Seafood restaurant in the beach resort town has a fixed (necessary) cost of $1,000 per month and variable (avoidable) costs of another $1,000 for each month. Its total revenues over the six warm months amount to $17,000, so that its profit for this period is $5,000. Its total revenues over other six cold months are only $7,000, but, so that it loses $5,000 over those months and just breaks even over the year as a entire. Wouldn’t the restaurant do better by staying closed out of the season?
Assume a firm’s costs are C(q) = 100 + 10q − 6q2 + 3q3. At what price will it fold up, given that all its fixed costs are sunk?
The inverse market demand curve for the good is p = 100 − 0.25Q. The inverse market supply curve for good is p = 20 + 0.55Q. Compute the equilibrium price and quantity, producer surplus, and consumer surplus.

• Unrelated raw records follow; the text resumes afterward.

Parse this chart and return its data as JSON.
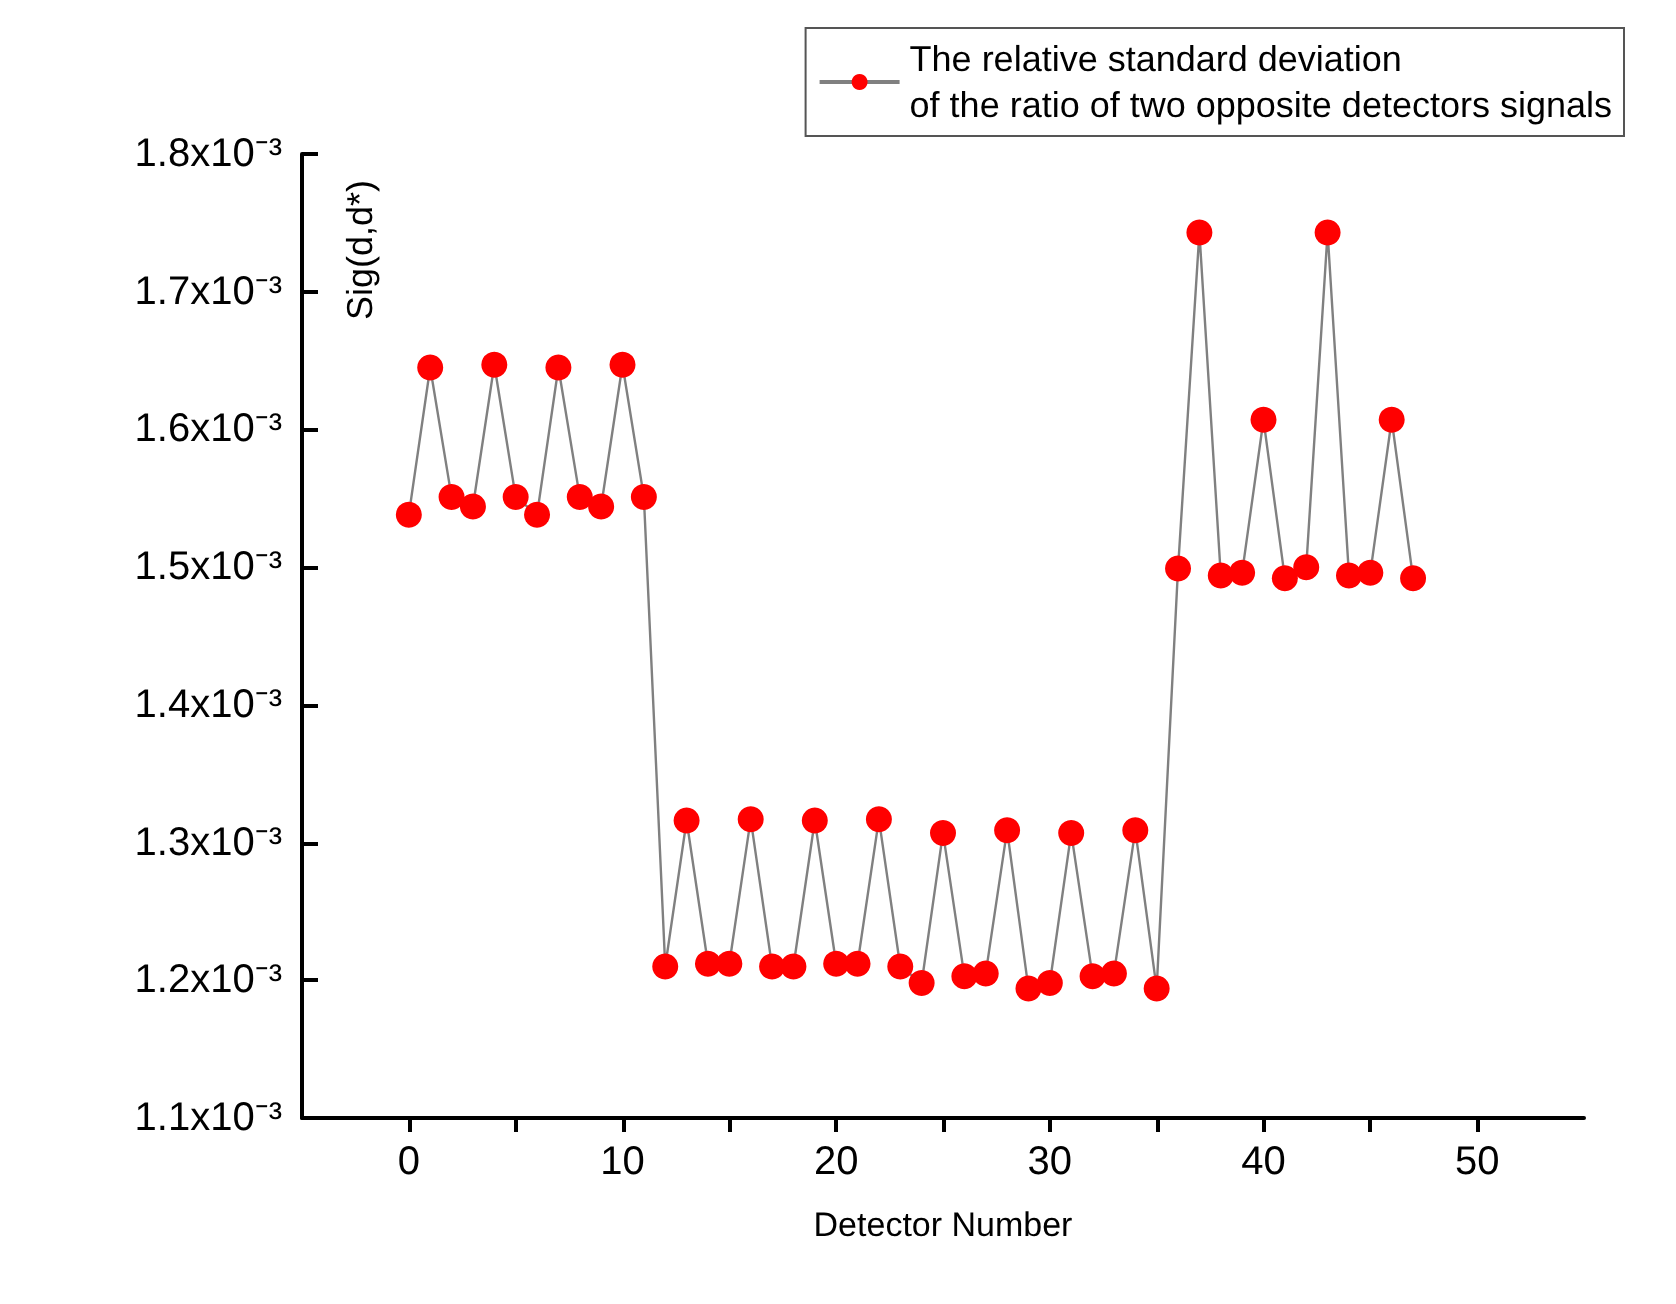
{
  "chart_data": {
    "type": "line",
    "xlabel": "Detector Number",
    "ylabel": "Sig(d,d*)",
    "x": [
      0,
      1,
      2,
      3,
      4,
      5,
      6,
      7,
      8,
      9,
      10,
      11,
      12,
      13,
      14,
      15,
      16,
      17,
      18,
      19,
      20,
      21,
      22,
      23,
      24,
      25,
      26,
      27,
      28,
      29,
      30,
      31,
      32,
      33,
      34,
      35,
      36,
      37,
      38,
      39,
      40,
      41,
      42,
      43,
      44,
      45,
      46,
      47
    ],
    "series": [
      {
        "name": "The relative standard deviation\nof the ratio of two opposite detectors signals",
        "color": "#ff0000",
        "values": [
          0.001538,
          0.001645,
          0.001551,
          0.001544,
          0.001647,
          0.001551,
          0.001538,
          0.001645,
          0.001551,
          0.001544,
          0.001647,
          0.001551,
          0.00121,
          0.001316,
          0.001212,
          0.001212,
          0.001317,
          0.00121,
          0.00121,
          0.001316,
          0.001212,
          0.001212,
          0.001317,
          0.00121,
          0.001198,
          0.001307,
          0.001203,
          0.001205,
          0.001309,
          0.001194,
          0.001198,
          0.001307,
          0.001203,
          0.001205,
          0.001309,
          0.001194,
          0.001499,
          0.001743,
          0.001494,
          0.001496,
          0.001607,
          0.001492,
          0.0015,
          0.001743,
          0.001494,
          0.001496,
          0.001607,
          0.001492
        ]
      }
    ],
    "xlim": [
      -5,
      55
    ],
    "xticks": [
      0,
      {
        "value": 5,
        "label": null
      },
      10,
      {
        "value": 15,
        "label": null
      },
      20,
      {
        "value": 25,
        "label": null
      },
      30,
      {
        "value": 35,
        "label": null
      },
      40,
      {
        "value": 45,
        "label": null
      },
      50
    ],
    "ylim": [
      0.0011,
      0.0018
    ],
    "yticks": [
      {
        "value": 0.0011,
        "label": "1.1x10⁻³"
      },
      {
        "value": 0.0012,
        "label": "1.2x10⁻³"
      },
      {
        "value": 0.0013,
        "label": "1.3x10⁻³"
      },
      {
        "value": 0.0014,
        "label": "1.4x10⁻³"
      },
      {
        "value": 0.0015,
        "label": "1.5x10⁻³"
      },
      {
        "value": 0.0016,
        "label": "1.6x10⁻³"
      },
      {
        "value": 0.0017,
        "label": "1.7x10⁻³"
      },
      {
        "value": 0.0018,
        "label": "1.8x10⁻³"
      }
    ],
    "grid": false,
    "legend": "top right",
    "marker": "circle",
    "line_style": "solid"
  }
}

A market is supplied competitively through 50 low-cost firms, each with cost curve Cl(q) = 350 + 2q + q2, and n high-cost firms, each with cost curve Ch(q) = 400 + 2q + q2. Market demand is Q = 2500 − 10p. If none of high-cost firms makes the positive profit, how large is n? How much profit do low-cost firms make?
Assume the government desires to restrict the number of cars by issuing the limited number of marketable permits to manufacture cars. The inverse market demand curve for the cars is p = 20,000 − 0.9Q, the marginal cost of the manufacturing cars is constant at $4,600, and the marginal pollution and congestion cost of cars is E(Q) = 400 + 0.1Q. What is the socially optimal output of the cars? At what price would marketable allows producing that number of cars trade?